Принеся из кабинета свою двухрядку, он поудобнее устраивается и говорит:

— Что же, начнем, пожалуй, — и разводит меха.

Света поет бойко, весело, без всякого жеманства. При этом брови, нос, губы у нее как-то забавно подпрыгивают, и это вносит в ее исполнение некоторый юмор. Мой брат Валера смотрит на Свету не отрываясь, словно глазам его предстало зрелище, о котором он давно мечтал. Света, видимо, замечает особое внимание к ней Валеры и, допев, вновь обращается к отцу:

— Василий Максимович, а может, Валера споет?

Уши моего брата начинают пылать, да так, что смотреть на них становится больно.

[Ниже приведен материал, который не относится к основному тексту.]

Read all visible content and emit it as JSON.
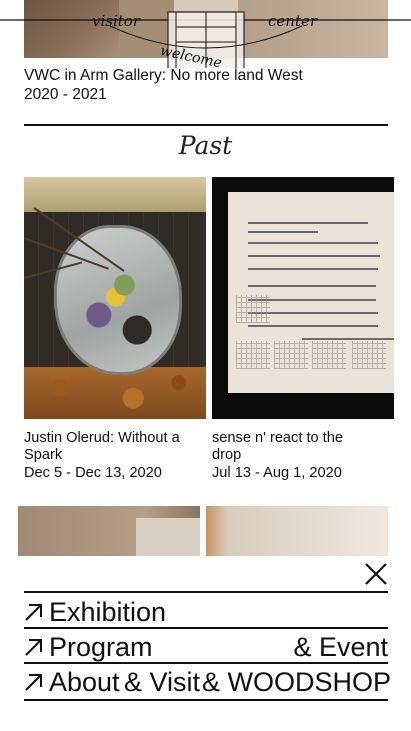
{
  "logo": {
    "text_left": "visitor",
    "text_right": "center",
    "text_curve": "welcome"
  },
  "top_item": {
    "title": "VWC in Arm Gallery: No more land West",
    "dates": "2020 - 2021"
  },
  "section": {
    "heading": "Past"
  },
  "cards": [
    {
      "title": "Justin Olerud: Without a Spark",
      "title_line1": "Justin Olerud: Without a",
      "title_line2": "Spark",
      "dates": "Dec 5 - Dec 13, 2020"
    },
    {
      "title": "sense n' react to the drop",
      "title_line1": "sense n' react to the",
      "title_line2": "drop",
      "dates": "Jul 13 - Aug 1, 2020"
    }
  ],
  "menu": {
    "close_icon": "close-icon",
    "arrow_icon": "arrow-up-right-icon",
    "items": [
      {
        "label": "Exhibition"
      },
      {
        "label": "Program",
        "extra": "& Event"
      },
      {
        "label": "About",
        "extra1": "& Visit",
        "extra2": "& WOODSHOP"
      }
    ]
  },
  "colors": {
    "text": "#111111",
    "background": "#ffffff"
  }
}
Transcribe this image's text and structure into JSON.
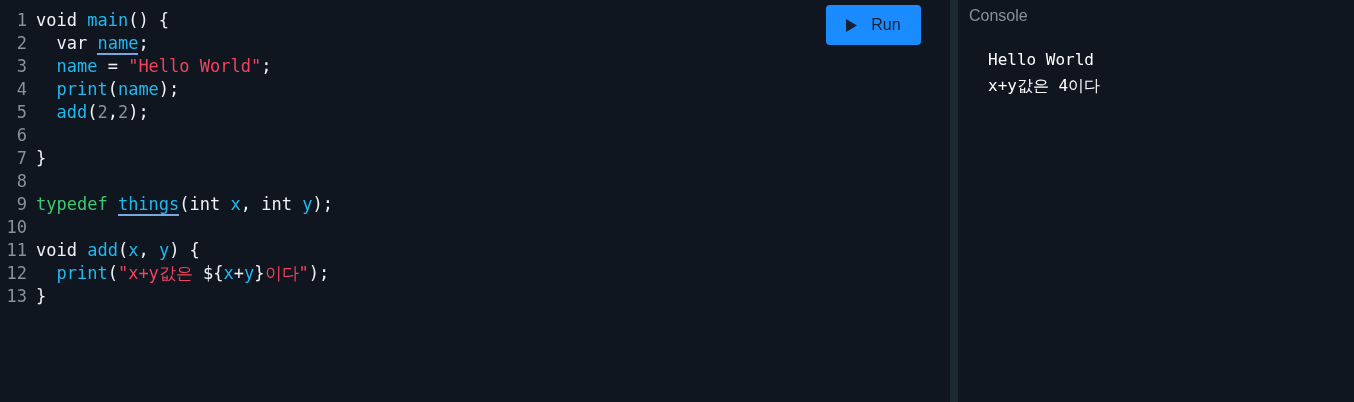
{
  "editor": {
    "lines": [
      {
        "number": "1",
        "tokens": [
          {
            "t": "void ",
            "kind": "plain"
          },
          {
            "t": "main",
            "kind": "ident"
          },
          {
            "t": "() {",
            "kind": "plain"
          }
        ]
      },
      {
        "number": "2",
        "tokens": [
          {
            "t": "  var ",
            "kind": "plain"
          },
          {
            "t": "name",
            "kind": "flagged"
          },
          {
            "t": ";",
            "kind": "plain"
          }
        ]
      },
      {
        "number": "3",
        "tokens": [
          {
            "t": "  name",
            "kind": "ident"
          },
          {
            "t": " = ",
            "kind": "plain"
          },
          {
            "t": "\"Hello World\"",
            "kind": "string"
          },
          {
            "t": ";",
            "kind": "plain"
          }
        ]
      },
      {
        "number": "4",
        "tokens": [
          {
            "t": "  print",
            "kind": "ident"
          },
          {
            "t": "(",
            "kind": "plain"
          },
          {
            "t": "name",
            "kind": "ident"
          },
          {
            "t": ");",
            "kind": "plain"
          }
        ]
      },
      {
        "number": "5",
        "tokens": [
          {
            "t": "  add",
            "kind": "ident"
          },
          {
            "t": "(",
            "kind": "plain"
          },
          {
            "t": "2",
            "kind": "number"
          },
          {
            "t": ",",
            "kind": "plain"
          },
          {
            "t": "2",
            "kind": "number"
          },
          {
            "t": ");",
            "kind": "plain"
          }
        ]
      },
      {
        "number": "6"
      },
      {
        "number": "7",
        "tokens": [
          {
            "t": "}",
            "kind": "plain"
          }
        ]
      },
      {
        "number": "8"
      },
      {
        "number": "9",
        "tokens": [
          {
            "t": "typedef ",
            "kind": "keyword"
          },
          {
            "t": "things",
            "kind": "flagged"
          },
          {
            "t": "(int ",
            "kind": "plain"
          },
          {
            "t": "x",
            "kind": "ident"
          },
          {
            "t": ", int ",
            "kind": "plain"
          },
          {
            "t": "y",
            "kind": "ident"
          },
          {
            "t": ");",
            "kind": "plain"
          }
        ]
      },
      {
        "number": "10"
      },
      {
        "number": "11",
        "tokens": [
          {
            "t": "void ",
            "kind": "plain"
          },
          {
            "t": "add",
            "kind": "ident"
          },
          {
            "t": "(",
            "kind": "plain"
          },
          {
            "t": "x",
            "kind": "ident"
          },
          {
            "t": ", ",
            "kind": "plain"
          },
          {
            "t": "y",
            "kind": "ident"
          },
          {
            "t": ") {",
            "kind": "plain"
          }
        ]
      },
      {
        "number": "12",
        "tokens": [
          {
            "t": "  print",
            "kind": "ident"
          },
          {
            "t": "(",
            "kind": "plain"
          },
          {
            "t": "\"x+y값은 ",
            "kind": "string"
          },
          {
            "t": "${",
            "kind": "plain"
          },
          {
            "t": "x",
            "kind": "ident"
          },
          {
            "t": "+",
            "kind": "plain"
          },
          {
            "t": "y",
            "kind": "ident"
          },
          {
            "t": "}",
            "kind": "plain"
          },
          {
            "t": "이다\"",
            "kind": "string"
          },
          {
            "t": ");",
            "kind": "plain"
          }
        ]
      },
      {
        "number": "13",
        "tokens": [
          {
            "t": "}",
            "kind": "plain"
          }
        ]
      }
    ]
  },
  "run_button": {
    "label": "Run"
  },
  "console": {
    "title": "Console",
    "output": [
      "Hello World",
      "x+y값은 4이다"
    ]
  }
}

— Почему бы и нет, — соглашается отец.

Прекрасный у нас получается вечер. Брат, не дожидаясь команды, расплывается в улыбке и затягивает «Что стоишь, качаясь, тонкая рябина…». А отец подхватывает мелодию на балалайке. У Валеры получается здорово, петь он умеет, ничего не скажешь, во мне же поднимается дикая зависть к брату. Света упивается его пением, и в этот момент она прекрасна. На земле много красивых девушек, но только сейчас я осознаю разницу между красивыми и прекрасными. Нет на ее лице места всяким милым родинкам, пятнышкам, изъянцам, шрамикам. Я чувствую, что влюбляюсь в нее.

Позже Света начинает бывать у нас дома чуть ли не каждую неделю и постепенно становится в нашей семье своей. И понятно, когда она просит меня выступить на заводском новогоднем вечере, я ей как своей отказать не могу.

В этот Новый год очередь нашей семьи приглашать родственников в гости. К нам собираются приехать почти все они, и дел у матери невпроворот. Их хватило бы и на пятерых, но она управляется одна. Наша помощь просто не в счет при том объеме работы, который сваливается на нее. Главное для нас, мужчин, — это до зеркального блеска натереть, отполировать паркет и выбить ковры, с чем мы успешно и достаточно быстро справляемся. А затем мы устанавливаем и украшаем елку. Мать же стирает, гладит и вновь развешивает занавески с подзорами, раскидывает на мебель кружевные накидки и покрывала. Больше всего она уделяет внимания скатертям и салфеткам, которые должны украсить праздничный стол. Мать их кипятит и стирает до тех пор, пока они не приобретают молочную белизну, и только после этого крахмалит. До первозданного блеска ею чистятся вилки, ножи и ложки, специальным составом моется хрусталь и праздничные сервизы. Это ее лицо.

По подсчетам отца, к нам приедет не меньше двадцати пяти-тридцати человек. Но нельзя сказать, чтобы это было обременительно для нас. Так уж повелось, что родные большую часть угощений и напитков привозят сами, причем каждая семья стремится похвастать своим фирменным блюдом.